Dobbiamo essere in grado di sacrificare una cosa minore per amore di uno scopo più elevato, ma noi non continuiamo a dubitare di avere realmente la capacità di farlo, e possiamo sentirci scoraggiati e demoralizzati. Qualsiasi cosa si tratti non bisogna sentirsi scoraggiati o demoralizzati perché, attraverso una continua familiarità e l’esercizio costante, è sempre possibile rendere tutto più semplice e più accettabile.

Non c’è assolutamente nulla che non sia reso più facile dalla conoscenza. Così, attraverso la familiarità  con piccoli dolori, dovrei imparare ad accettare con pazienza maggiori sofferenze. (Shantideva)

Quando si affronta una particolare attività o una pratica, all’inizio ci si può scoraggiare, ma con una costante dimestichezza e grazie al rafforzamento della propria determinazione, è possibile rendere tutto più semplice. Questo non significa che la pratica in sé sia diventata più facile, quanto piuttosto che l’atteggiamento e lo stato mentale dell’individuo le si siano avvicinati.

Noi abbiamo una naturale tendenza a non tollerare la sofferenza e il dolore. Ma grazie alla contemplazione sulla natura della sofferenza e sulla possibilità di cambiare il nostro atteggiamento con un allenamento continuo, possiamo ridurre tale avversione cosicché il nostro rapporto con la sofferenza sia meno intollerante.

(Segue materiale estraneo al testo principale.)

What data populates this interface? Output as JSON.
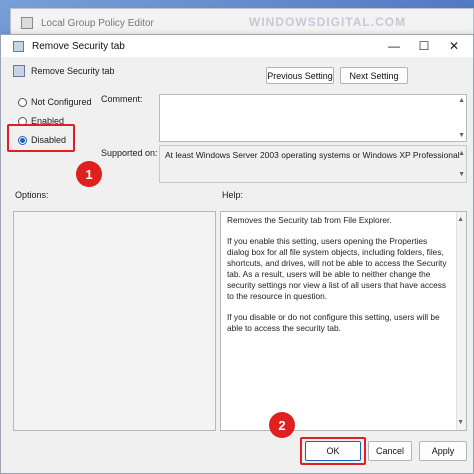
{
  "background_window": {
    "title": "Local Group Policy Editor",
    "watermark": "WINDOWSDIGITAL.COM"
  },
  "dialog": {
    "title": "Remove Security tab",
    "header_label": "Remove Security tab",
    "minimize_glyph": "—",
    "maximize_glyph": "☐",
    "close_glyph": "✕",
    "previous_setting": "Previous Setting",
    "next_setting": "Next Setting",
    "radios": {
      "not_configured": "Not Configured",
      "enabled": "Enabled",
      "disabled": "Disabled",
      "selected": "disabled"
    },
    "comment_label": "Comment:",
    "comment_value": "",
    "supported_on_label": "Supported on:",
    "supported_on_value": "At least Windows Server 2003 operating systems or Windows XP Professional",
    "options_label": "Options:",
    "help_label": "Help:",
    "help_text": [
      "Removes the Security tab from File Explorer.",
      "If you enable this setting, users opening the Properties dialog box for all file system objects, including folders, files, shortcuts, and drives, will not be able to access the Security tab. As a result, users will be able to neither change the security settings nor view a list of all users that have access to the resource in question.",
      "If you disable or do not configure this setting, users will be able to access the security tab."
    ],
    "ok": "OK",
    "cancel": "Cancel",
    "apply": "Apply"
  },
  "annotations": {
    "step1": "1",
    "step2": "2",
    "highlight_color": "#e02020"
  }
}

Concentriamoci sulla natura della sofferenza della nostra vita pensando al cambiamento istantaneo, cioè al fatto che tutto è in movimento e mai immobile.

La sofferenza non compare solo quando si è frustrati per le proprie pene, per il proprio corpo. La cosa da fare è andare in profondità e liberarsi della vera causa dei problemi. Cominciamo col pensare al cambiamento continuo e alle sue cause, e poi considerate il samsara e i suoi difetti. (nel Buddhismo il termine samsara, dal sanscrito “scorrere insieme”, indica il ciclo di vita, morte e rinascita).

In alcuni casi, le persone celano nel proprio intimo forti sentimenti di ira e dolore, dovuti a qualcosa che è stato loro fatto in passato, un abuso o altro, e li reprimono continuamente. A questo proposito, un proverbio tibetano afferma che se nella conchiglia del mollusco c’è una malattia, la puoi fare sparire soffiandola fuori. In altri termini, se qualcosa ostruisce la conchiglia del mollusco, soffialo via, ed essa tornerà libera da impedimenti.